Critical region of topological trivial and nontrivial phases in interacting Kitaev chain with spatially varying potentials

TL;DR

This study uses numerical methods to explore how spatially varying potentials and interactions affect the topological phases of an interacting Kitaev chain, revealing complex phase transitions and emergent phenomena.

Contribution

It uncovers the emergence of a trivial phase separating topological phases due to competing effects and introduces a potential-induced Fracton mechanism affecting Majorana fermions.

Findings

Topological nontrivial phase is split into two by a trivial phase.

Potential-induced Fracton mechanism causes symmetry breaking.

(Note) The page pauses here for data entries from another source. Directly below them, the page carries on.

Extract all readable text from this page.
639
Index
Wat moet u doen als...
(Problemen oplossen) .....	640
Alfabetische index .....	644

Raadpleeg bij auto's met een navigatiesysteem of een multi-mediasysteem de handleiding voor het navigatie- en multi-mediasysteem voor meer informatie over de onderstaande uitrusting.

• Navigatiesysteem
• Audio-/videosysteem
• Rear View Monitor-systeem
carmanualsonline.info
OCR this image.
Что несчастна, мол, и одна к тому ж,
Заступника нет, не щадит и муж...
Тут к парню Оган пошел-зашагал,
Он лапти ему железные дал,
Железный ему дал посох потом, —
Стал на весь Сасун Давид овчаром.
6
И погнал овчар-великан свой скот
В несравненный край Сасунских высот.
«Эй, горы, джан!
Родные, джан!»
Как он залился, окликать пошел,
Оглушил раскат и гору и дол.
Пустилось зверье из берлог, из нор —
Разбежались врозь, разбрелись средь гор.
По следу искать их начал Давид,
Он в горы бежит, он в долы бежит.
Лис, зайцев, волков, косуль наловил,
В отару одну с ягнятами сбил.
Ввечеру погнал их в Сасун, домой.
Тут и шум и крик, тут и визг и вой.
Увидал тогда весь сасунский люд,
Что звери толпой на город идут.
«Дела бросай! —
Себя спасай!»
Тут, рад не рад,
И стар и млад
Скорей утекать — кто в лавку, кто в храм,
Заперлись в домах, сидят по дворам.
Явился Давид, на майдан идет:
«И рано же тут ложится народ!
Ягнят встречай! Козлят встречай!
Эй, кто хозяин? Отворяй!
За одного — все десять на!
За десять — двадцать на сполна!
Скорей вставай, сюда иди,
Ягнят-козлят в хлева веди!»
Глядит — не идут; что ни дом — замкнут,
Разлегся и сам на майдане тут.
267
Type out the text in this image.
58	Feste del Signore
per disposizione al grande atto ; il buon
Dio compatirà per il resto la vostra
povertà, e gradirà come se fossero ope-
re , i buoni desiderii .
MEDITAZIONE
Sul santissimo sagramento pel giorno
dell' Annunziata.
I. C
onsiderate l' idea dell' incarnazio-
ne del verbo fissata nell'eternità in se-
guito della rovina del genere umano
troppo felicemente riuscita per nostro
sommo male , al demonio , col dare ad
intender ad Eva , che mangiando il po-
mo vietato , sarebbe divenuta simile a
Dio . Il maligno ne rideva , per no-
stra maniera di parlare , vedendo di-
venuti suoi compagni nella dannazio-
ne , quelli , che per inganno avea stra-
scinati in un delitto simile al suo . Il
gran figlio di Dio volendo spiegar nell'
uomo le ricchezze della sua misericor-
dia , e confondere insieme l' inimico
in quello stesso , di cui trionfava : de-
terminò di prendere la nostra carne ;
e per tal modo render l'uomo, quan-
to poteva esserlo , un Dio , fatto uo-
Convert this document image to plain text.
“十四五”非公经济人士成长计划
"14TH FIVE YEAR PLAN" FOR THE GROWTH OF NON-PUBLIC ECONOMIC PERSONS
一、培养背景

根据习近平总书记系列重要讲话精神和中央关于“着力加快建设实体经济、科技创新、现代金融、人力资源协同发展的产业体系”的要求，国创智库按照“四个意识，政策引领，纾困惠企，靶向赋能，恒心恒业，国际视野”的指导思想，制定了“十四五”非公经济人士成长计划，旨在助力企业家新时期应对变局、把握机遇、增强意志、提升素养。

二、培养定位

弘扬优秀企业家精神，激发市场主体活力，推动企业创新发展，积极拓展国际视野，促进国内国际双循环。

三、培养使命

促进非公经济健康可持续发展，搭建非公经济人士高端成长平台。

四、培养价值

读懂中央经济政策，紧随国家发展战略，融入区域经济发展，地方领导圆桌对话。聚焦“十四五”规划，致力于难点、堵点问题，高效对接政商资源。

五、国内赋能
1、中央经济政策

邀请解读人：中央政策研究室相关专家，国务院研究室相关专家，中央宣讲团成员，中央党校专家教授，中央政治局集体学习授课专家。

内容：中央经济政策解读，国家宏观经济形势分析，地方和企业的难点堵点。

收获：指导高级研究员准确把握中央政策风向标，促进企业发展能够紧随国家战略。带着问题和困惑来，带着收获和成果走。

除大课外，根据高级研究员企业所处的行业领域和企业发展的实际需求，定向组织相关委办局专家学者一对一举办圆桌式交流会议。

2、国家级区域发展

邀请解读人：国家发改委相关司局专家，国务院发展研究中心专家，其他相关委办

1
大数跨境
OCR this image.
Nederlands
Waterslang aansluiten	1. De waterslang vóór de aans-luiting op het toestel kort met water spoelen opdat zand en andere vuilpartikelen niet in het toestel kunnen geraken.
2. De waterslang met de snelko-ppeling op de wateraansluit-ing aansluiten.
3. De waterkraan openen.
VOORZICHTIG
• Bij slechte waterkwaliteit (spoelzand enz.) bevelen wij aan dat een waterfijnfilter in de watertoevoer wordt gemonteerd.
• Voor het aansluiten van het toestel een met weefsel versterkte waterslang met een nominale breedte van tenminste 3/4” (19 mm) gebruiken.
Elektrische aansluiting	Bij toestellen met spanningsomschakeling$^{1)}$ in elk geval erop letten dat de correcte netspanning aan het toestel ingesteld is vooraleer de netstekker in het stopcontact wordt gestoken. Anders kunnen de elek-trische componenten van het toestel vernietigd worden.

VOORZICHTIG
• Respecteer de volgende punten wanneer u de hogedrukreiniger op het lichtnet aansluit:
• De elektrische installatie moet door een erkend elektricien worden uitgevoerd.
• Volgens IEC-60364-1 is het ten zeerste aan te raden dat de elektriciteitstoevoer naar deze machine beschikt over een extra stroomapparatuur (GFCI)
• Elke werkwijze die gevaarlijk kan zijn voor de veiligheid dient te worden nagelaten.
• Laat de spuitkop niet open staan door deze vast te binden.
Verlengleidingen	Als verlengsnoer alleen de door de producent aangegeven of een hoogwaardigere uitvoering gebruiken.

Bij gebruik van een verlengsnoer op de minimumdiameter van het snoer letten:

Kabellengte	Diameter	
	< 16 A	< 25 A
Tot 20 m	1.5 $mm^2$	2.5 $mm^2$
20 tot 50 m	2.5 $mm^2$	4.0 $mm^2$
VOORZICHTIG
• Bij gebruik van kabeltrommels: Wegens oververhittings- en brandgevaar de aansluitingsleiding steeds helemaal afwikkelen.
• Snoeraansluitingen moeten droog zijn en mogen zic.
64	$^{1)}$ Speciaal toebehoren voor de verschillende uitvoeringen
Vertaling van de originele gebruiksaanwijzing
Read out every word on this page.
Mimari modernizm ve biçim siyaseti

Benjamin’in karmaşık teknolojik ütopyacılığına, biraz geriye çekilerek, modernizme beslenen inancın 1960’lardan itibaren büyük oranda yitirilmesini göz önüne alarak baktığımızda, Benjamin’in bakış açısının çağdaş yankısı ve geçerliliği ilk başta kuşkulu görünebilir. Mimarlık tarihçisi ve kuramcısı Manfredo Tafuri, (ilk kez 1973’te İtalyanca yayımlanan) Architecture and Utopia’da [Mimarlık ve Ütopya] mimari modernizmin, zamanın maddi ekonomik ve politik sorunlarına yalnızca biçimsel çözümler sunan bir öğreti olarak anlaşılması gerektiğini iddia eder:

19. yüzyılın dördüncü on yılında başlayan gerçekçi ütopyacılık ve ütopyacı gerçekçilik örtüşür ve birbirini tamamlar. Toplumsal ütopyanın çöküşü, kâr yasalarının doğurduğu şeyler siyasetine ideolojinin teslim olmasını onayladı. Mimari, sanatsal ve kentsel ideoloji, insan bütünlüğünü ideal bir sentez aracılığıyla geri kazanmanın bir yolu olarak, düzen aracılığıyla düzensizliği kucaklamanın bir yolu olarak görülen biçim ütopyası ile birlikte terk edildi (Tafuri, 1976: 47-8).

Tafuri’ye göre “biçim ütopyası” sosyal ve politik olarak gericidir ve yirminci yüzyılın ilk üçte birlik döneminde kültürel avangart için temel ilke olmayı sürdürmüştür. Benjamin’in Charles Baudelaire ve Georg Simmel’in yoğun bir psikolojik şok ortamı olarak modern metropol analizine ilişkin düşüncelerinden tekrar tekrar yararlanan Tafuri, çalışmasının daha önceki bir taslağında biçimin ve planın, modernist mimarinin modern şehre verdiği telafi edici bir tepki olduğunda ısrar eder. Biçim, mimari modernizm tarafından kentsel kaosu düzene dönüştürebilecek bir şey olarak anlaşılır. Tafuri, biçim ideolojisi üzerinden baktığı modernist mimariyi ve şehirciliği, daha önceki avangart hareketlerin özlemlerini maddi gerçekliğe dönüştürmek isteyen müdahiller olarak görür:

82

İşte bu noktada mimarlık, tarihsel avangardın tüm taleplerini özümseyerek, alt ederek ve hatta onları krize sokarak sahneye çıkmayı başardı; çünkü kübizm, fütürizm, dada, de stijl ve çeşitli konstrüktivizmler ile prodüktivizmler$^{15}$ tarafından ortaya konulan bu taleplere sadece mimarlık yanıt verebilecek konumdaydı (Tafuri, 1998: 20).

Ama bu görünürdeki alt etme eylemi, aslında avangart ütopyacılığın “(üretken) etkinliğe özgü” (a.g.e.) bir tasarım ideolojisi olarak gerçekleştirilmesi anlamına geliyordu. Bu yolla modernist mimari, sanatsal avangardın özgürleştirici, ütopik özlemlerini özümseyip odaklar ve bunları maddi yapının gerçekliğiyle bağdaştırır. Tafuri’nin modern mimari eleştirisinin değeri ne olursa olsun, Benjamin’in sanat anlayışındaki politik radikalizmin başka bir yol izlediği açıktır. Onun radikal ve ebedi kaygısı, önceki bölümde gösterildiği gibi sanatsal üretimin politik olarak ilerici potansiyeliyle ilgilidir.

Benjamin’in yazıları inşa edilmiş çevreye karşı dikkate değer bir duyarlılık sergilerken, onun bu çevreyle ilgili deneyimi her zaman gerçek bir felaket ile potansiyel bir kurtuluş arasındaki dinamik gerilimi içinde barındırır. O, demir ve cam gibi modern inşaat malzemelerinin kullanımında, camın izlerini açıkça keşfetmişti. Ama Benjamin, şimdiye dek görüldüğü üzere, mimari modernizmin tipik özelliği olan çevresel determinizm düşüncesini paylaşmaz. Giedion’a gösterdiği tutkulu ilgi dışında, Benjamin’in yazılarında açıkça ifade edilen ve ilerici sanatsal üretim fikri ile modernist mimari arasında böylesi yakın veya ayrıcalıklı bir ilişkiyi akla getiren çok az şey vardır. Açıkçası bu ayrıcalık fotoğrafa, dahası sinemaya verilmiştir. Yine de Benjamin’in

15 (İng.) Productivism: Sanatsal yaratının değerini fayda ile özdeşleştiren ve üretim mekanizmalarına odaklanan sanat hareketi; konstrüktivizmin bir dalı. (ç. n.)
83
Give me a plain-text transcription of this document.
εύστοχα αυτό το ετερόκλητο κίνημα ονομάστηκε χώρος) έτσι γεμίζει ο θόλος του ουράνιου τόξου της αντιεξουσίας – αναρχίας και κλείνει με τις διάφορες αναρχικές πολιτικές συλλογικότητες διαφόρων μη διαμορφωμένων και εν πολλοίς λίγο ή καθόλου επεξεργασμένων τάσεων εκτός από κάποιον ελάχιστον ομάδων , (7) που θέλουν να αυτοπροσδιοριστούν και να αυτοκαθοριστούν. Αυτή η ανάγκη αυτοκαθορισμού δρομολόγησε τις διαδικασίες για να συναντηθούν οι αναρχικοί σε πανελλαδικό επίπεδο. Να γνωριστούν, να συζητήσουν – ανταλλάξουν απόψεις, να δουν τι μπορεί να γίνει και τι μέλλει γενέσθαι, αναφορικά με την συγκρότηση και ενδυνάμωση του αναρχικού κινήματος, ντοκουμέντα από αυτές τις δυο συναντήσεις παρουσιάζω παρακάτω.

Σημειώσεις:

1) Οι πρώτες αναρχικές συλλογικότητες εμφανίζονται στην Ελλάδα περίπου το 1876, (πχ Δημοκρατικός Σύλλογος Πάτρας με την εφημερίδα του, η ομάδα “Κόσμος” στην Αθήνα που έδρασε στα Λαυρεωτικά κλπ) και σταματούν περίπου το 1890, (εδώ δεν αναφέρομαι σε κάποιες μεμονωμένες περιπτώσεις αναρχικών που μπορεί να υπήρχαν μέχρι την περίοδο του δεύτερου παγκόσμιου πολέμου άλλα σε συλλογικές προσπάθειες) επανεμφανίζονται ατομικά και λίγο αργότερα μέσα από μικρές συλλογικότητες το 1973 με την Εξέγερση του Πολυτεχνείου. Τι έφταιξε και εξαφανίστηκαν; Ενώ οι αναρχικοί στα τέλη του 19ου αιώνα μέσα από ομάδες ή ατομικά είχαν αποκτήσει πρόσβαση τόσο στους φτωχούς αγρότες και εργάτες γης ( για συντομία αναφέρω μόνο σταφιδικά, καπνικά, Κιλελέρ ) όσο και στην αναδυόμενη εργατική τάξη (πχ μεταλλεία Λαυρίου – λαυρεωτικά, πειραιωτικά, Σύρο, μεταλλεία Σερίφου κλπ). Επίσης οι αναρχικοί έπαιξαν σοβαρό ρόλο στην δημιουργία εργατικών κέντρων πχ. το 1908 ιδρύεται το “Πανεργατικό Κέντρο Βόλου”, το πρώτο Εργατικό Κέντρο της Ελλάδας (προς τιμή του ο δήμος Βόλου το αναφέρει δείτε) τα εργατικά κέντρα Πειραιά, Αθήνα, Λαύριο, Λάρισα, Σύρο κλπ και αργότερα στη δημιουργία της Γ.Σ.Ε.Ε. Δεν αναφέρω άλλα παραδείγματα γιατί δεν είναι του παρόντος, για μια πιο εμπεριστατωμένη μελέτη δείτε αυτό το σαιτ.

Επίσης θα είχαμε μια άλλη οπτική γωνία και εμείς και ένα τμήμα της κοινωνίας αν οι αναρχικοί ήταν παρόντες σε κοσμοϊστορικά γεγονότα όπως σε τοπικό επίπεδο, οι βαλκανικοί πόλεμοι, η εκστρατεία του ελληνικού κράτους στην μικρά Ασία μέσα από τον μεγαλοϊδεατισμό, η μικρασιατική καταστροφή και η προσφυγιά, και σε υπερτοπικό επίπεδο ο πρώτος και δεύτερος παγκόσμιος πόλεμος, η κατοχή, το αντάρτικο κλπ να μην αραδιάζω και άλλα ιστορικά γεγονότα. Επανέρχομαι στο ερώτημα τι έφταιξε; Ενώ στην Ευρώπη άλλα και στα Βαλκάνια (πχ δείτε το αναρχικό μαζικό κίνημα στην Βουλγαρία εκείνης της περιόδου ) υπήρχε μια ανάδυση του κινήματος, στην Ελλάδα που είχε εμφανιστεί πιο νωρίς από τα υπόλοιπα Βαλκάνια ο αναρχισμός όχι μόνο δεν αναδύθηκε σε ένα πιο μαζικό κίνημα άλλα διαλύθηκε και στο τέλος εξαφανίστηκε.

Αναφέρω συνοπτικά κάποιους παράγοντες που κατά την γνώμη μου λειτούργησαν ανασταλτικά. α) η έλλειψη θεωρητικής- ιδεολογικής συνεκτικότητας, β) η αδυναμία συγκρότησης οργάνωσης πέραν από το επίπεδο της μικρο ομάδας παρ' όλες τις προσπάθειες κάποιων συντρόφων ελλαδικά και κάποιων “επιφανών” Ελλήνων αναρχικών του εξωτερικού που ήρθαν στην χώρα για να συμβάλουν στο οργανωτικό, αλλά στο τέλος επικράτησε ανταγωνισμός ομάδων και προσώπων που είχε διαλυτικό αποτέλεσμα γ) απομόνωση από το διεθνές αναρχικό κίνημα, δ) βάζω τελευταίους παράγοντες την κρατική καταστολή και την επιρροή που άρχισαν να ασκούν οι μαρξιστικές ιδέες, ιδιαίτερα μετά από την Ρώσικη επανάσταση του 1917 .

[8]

Nontrivial phase can reemerge with increased interaction.

Abstract

By using the variational matrix product state method, we numerically study the interacting Kitaev chain with spatially varying periodic and quasi-periodic potentials and the latter follows the Fibonacci sequence. The edge correlation functions of Majorana fermions and low-lying ground states are computed to explore the robustness of topological superconducting phase. It is found that the original topological nontrivial phase is separated into to two branches by an emergent topological trivial phase, as a result of the competition among spatially varying potential, electronic Coulomb interaction and chemical potential. The analysis of energy gap and occupation number together suggests that the spontaneous symmetry breaking and the lift of degeneracy in the topological trivial phase are enabled by a potential-induced Fracton mechanism, namely the pairing of four Majorana fermions. It can be broken by further enhancing the interaction, and then the nontrivial phase reemerges. The evolution from the emergent fractal structure of population outside the critical region to the original structure of charge density wave is investigated as well.